Когда требовалось сделать что-то очень ответственное, Дагалина была необыкновенно собранна и удивительно владела собой.

Вот и сейчас, глядя на Мать, Рая чувствовала, как проходит тревожное волнение, охватившее было ее, когда она шла сюда. К тому же Дагалина сказала, что часовой и дежурный офицер предупреждены и ждут «медхен» со шнапсом.

И теперь девочки шли спокойно. Они не боялись, что их могут задержать полицаи или комендантский патруль. Девочки уже наловчились давать им достойный отпор. «Что вы пристаете? Сейчас же пропустите, если не хотите, чтобы мы пожаловались самому господину фон Бернеру!» — гневно говорили девочки, и этот тон, и этот дерзкий взгляд делали свое дело.

Так они поступили и теперь, когда недалеко от комендатуры их задержали два патрульных немца.

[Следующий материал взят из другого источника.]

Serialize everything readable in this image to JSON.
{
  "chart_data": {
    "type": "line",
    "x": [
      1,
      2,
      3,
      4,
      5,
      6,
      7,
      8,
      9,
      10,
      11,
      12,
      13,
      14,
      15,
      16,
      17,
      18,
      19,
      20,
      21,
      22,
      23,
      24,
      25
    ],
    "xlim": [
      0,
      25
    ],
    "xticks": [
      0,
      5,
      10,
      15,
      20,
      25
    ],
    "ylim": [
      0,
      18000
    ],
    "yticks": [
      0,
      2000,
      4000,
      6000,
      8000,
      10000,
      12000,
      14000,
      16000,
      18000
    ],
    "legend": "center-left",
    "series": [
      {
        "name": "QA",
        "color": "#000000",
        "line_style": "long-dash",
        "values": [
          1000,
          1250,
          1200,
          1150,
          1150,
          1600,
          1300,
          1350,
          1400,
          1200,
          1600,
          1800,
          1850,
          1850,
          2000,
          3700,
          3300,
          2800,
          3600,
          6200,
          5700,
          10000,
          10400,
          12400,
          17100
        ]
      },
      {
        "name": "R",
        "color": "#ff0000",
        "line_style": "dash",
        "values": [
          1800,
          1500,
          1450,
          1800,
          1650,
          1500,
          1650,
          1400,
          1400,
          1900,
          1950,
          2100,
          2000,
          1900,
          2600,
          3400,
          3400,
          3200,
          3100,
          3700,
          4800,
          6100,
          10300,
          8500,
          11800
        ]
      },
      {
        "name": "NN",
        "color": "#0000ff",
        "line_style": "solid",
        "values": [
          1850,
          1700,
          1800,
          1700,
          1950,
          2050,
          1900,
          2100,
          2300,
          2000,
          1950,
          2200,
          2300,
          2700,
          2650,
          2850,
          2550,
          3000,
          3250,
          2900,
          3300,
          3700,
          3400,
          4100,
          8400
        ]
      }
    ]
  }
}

Только на этот раз девочки трясли ведром с вениками у самого носа немцев:

— Или вы не видите, зачем нам надо в комендатуру?! — говорила Рая на немецком языке.

Обычно, когда встречались с немцами, в разговор вступала Рая; ее довольно хорошее знание немецкого языка помогало быстро отделаться от фрицев. Зато полицаев из местного населения ловко отчитывала Фатимат на своем кабардинском языке, вставляя для убедительности отдельные немецкие слова:

— Я дочь Калашоковой Дагалины. А может, вам неизвестна медсестра комендатуры фрау Дахолина? Может, вы не знаете и самого обергруппенштурмфюрера господина фон Бернера? Может, познакомить вас с ним? Я могу попросить переводчика господина Слепцова. А?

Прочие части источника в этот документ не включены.